Dans sa phase réformiste, Boyle eut à nouveau des affrontements verbaux avec Lynch. À cette époque, l’archevêque tentait de rester neutre face à la politique fédérale tout en soutenant les libéraux de l’Ontario, qui, selon lui, traitaient vraiment avec « justice » les catholiques irlandais de la province. Cependant, Boyle finit par être déçu que les libéraux ne dispensent pas de faveurs aux catholiques, ni au fédéral ni au provincial, et il s’éleva contre la politique libre-échangiste des libéraux fédéraux parce que, d’après lui, elle appauvrissait les travailleurs catholiques. En 1876, comme Boyle critiquait Christopher Finlay Fraser*, lieutenant catholique du premier ministre de l’Ontario Oliver Mowat, et reprochait au clergé de s’immiscer dans la politique provinciale et dans l’administration scolaire à Toronto, Lynch accusa l’Irish Canadian de fomenter la discorde parmi les catholiques.
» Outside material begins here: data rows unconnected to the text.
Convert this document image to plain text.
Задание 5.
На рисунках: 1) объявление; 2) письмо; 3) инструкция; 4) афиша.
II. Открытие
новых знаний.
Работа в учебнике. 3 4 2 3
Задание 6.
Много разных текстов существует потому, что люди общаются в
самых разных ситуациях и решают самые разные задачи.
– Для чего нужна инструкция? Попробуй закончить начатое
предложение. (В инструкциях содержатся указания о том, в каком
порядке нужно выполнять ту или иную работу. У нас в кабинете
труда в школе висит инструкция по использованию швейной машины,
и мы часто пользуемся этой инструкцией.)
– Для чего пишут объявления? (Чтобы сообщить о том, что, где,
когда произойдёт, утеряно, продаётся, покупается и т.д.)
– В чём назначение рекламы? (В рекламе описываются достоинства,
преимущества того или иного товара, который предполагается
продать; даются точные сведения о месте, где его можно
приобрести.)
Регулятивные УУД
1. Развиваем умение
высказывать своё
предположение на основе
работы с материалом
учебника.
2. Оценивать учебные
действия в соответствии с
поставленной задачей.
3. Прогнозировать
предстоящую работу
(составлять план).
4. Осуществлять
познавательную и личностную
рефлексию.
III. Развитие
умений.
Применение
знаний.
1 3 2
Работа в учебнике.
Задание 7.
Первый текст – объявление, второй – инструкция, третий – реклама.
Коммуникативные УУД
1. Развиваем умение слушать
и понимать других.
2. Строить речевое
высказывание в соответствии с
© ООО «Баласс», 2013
Dans une lettre adressée à l’archevêque en décembre 1876, Boyle déclara qu’il ne cesserait pas de « s’acquitter [...] honnêtement de [... son] devoir de journaliste ». L’Irish Canadian continua donc de critiquer l’ingérence du clergé en politique et retira son soutien aux libéraux. En 1878, Boyle et O’Donohoe appuyaient de nouveau officiellement les conservateurs, qui reprirent le pouvoir cette année-là à Ottawa.
Après avoir demandé en vain quelques faveurs, Boyle finit par avoir l’oreille du premier ministre du pays, sir John Alexander Macdonald*, et de ses lieutenants irlandais, Frank Smith, John Costigan* et O’Donohoe, sénateur à compter de 1882. Les conservateurs se mirent à financer l’Irish Canadian, accordèrent des contrats gouvernementaux à la Toronto Printing Company de Boyle et le persuadèrent de lancer une édition quotidienne, l’Evening Canadian, en 1882. Mais le quotidien ne se vendait pas et, dès 1884, Boyle demandait des fonds à Macdonald pour rembourser les créanciers de l’Irish Canadian. Pourtant, il reconnaissait que, malgré l’échec du quotidien, le tirage de son hebdomadaire, l’Irish Canadian, augmentait.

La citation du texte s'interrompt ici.